Benedict XVI Recalls Childhood and Faith at 85th Birthday Celebration

Special day included Mass of thanksgiving and Bavarian festivities.

(photo: Wikipedia)

Pope Benedict XVI marked his 85th birthday by reflecting on his final years as he celebrated a Mass of thanksgiving in the Vatican’s Pauline Chapel.

“I find myself on the last stretch of my journey in life, and I don’t know what is awaiting me,” said the Pope in his homily.

“I know, however, that the light of God exists, that he is risen, that his light is stronger than any darkness, that God’s goodness is stronger than any evil in this world. And this helps me go forward with confidence.”

Pope Benedict was born and christened Joseph Alois Ratzinger on Holy Saturday, April 16, 1927. At today’s Mass, he thanked his parents for giving him the gift of life and baptism on the same day.

“Life becomes a true gift with it if you can make a promise that is stronger than any evil that will threaten us, if it is dipped into a force that ensures that it is good to be a man,” he said. He explained this is why “birth is associated with rebirth” in baptism, the sacrament which makes us members of the “great, new family of God.”

Before the Mass, Cardinal Angelo Sodano, dean of the College of Cardinals, praised the Pope for his generosity in carrying out “this service of love” as the Successor of Peter.

“Holy Father, may the Lord continue to remain at your side, accomplishing the promise announced by God to the just man in Psalm 90: ‘With long life I will satisfy them and show them my salvation,’” said Cardinal Sodano.

After the Mass, Pope Benedict retired to the Vatican’s Clementine Hall, where he was met by a delegation of bishops and civic leaders from his Bavarian homeland in southern Germany.

They provided him with a birthday display of local culture, including a group of children who performed traditional Bavarian dances, clothed in the region’s traditional garb. The youthful troupe then recited a birthday poem in German before presenting the Pope with flowers and a traditional Bavarian maypole or “Maibaum,” which was covered in ribbons.

Bavaria’s state premier, Horst Seehofer, also presented the Pope with a crucifix carved by the 18th-century Bavarian sculptor Ignaz Günther.

Meanwhile, Cardinal Reinhard Marx of Munich gave Pope Benedict a basket of traditional foodstuffs, including ham, cakes and dark bread, thought to be the Pope’s favorite.

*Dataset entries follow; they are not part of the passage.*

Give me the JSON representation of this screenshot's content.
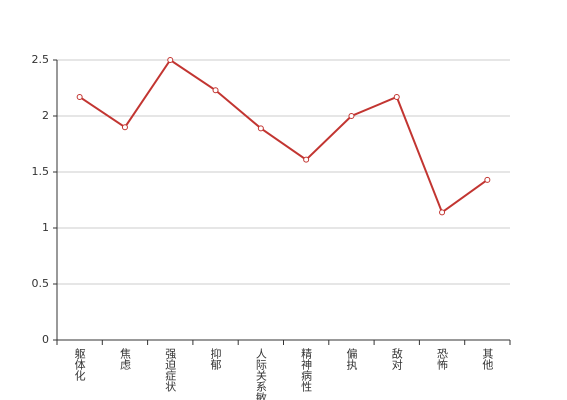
{
  "chart_data": {
    "type": "line",
    "categories": [
      "躯体化",
      "焦虑",
      "强迫症状",
      "抑郁",
      "人际关系敏感",
      "精神病性",
      "偏执",
      "敌对",
      "恐怖",
      "其他"
    ],
    "series": [
      {
        "color": "#c23531",
        "values": [
          2.17,
          1.9,
          2.5,
          2.23,
          1.89,
          1.61,
          2.0,
          2.17,
          1.14,
          1.43
        ]
      }
    ],
    "ylim": [
      0,
      2.5
    ],
    "yticks": [
      0,
      0.5,
      1,
      1.5,
      2,
      2.5
    ],
    "grid": true
  }
}
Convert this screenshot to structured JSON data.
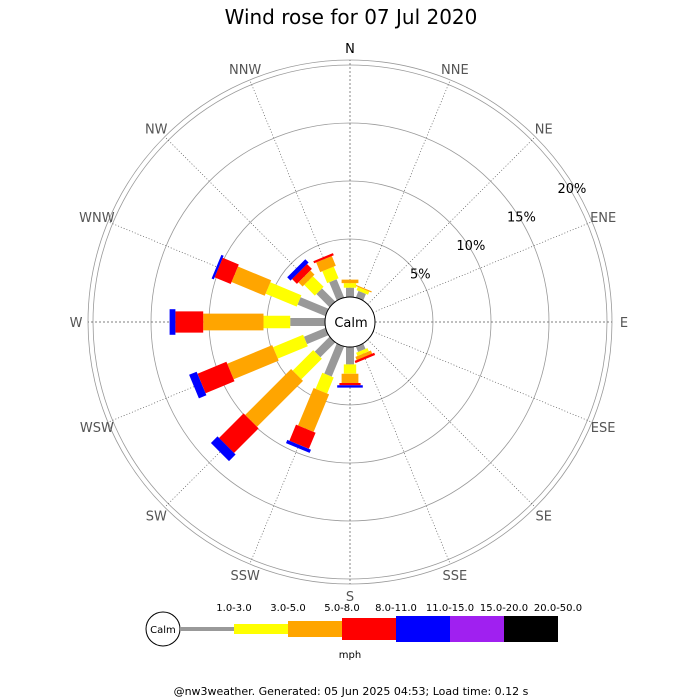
{
  "chart_data": {
    "type": "wind-rose",
    "title": "Wind rose for 07 Jul 2020",
    "directions": [
      "N",
      "NNE",
      "NE",
      "ENE",
      "E",
      "ESE",
      "SE",
      "SSE",
      "S",
      "SSW",
      "SW",
      "WSW",
      "W",
      "WNW",
      "NW",
      "NNW"
    ],
    "ring_labels": [
      "5%",
      "10%",
      "15%",
      "20%"
    ],
    "ring_values": [
      5,
      10,
      15,
      20
    ],
    "calm_label": "Calm",
    "speed_unit": "mph",
    "speed_bins": [
      {
        "label": "1.0-3.0",
        "color": "#999999"
      },
      {
        "label": "3.0-5.0",
        "color": "#ffff00"
      },
      {
        "label": "5.0-8.0",
        "color": "#ffa500"
      },
      {
        "label": "8.0-11.0",
        "color": "#ff0000"
      },
      {
        "label": "11.0-15.0",
        "color": "#0000ff"
      },
      {
        "label": "15.0-20.0",
        "color": "#a020f0"
      },
      {
        "label": "20.0-50.0",
        "color": "#000000"
      }
    ],
    "frequencies_percent": {
      "N": [
        0.8,
        0.4,
        0.3,
        0,
        0,
        0,
        0
      ],
      "NNE": [
        0.6,
        0.3,
        0.1,
        0,
        0,
        0,
        0
      ],
      "NE": [
        0,
        0,
        0,
        0,
        0,
        0,
        0
      ],
      "ENE": [
        0,
        0,
        0,
        0,
        0,
        0,
        0
      ],
      "E": [
        0,
        0,
        0,
        0,
        0,
        0,
        0
      ],
      "ESE": [
        0,
        0,
        0,
        0,
        0,
        0,
        0
      ],
      "SE": [
        0,
        0,
        0,
        0,
        0,
        0,
        0
      ],
      "SSE": [
        0.5,
        0.3,
        0.3,
        0.2,
        0,
        0,
        0
      ],
      "S": [
        1.5,
        0.8,
        0.8,
        0.2,
        0.2,
        0,
        0
      ],
      "SSW": [
        2.8,
        1.5,
        3.5,
        1.5,
        0.3,
        0,
        0
      ],
      "SW": [
        1.8,
        2.5,
        5.6,
        3.0,
        0.8,
        0,
        0
      ],
      "WSW": [
        2.0,
        2.8,
        4.2,
        2.7,
        0.7,
        0,
        0
      ],
      "W": [
        3.0,
        2.3,
        5.2,
        2.4,
        0.5,
        0,
        0
      ],
      "WNW": [
        2.6,
        2.9,
        3.1,
        1.5,
        0.2,
        0,
        0
      ],
      "NW": [
        1.6,
        1.3,
        0.5,
        0.6,
        0.4,
        0,
        0
      ],
      "NNW": [
        1.7,
        1.1,
        0.9,
        0.2,
        0,
        0,
        0
      ]
    }
  },
  "footer": "@nw3weather. Generated: 05 Jun 2025 04:53; Load time: 0.12 s"
}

The Pontiff was also serenaded by traditional Bavarian musicians who performed a song that he and his two siblings, Georg and Maria, sang as children while their father, Joseph, played the zither. The Pope’s older brother, Msgr. Georg Ratzinger, was present for today’s festivities.

“This is the sound of my childhood,” said a smiling Pope Benedict to his 150 or so guests.  The gathering concluded with a communal rendition of the Bavarian anthem.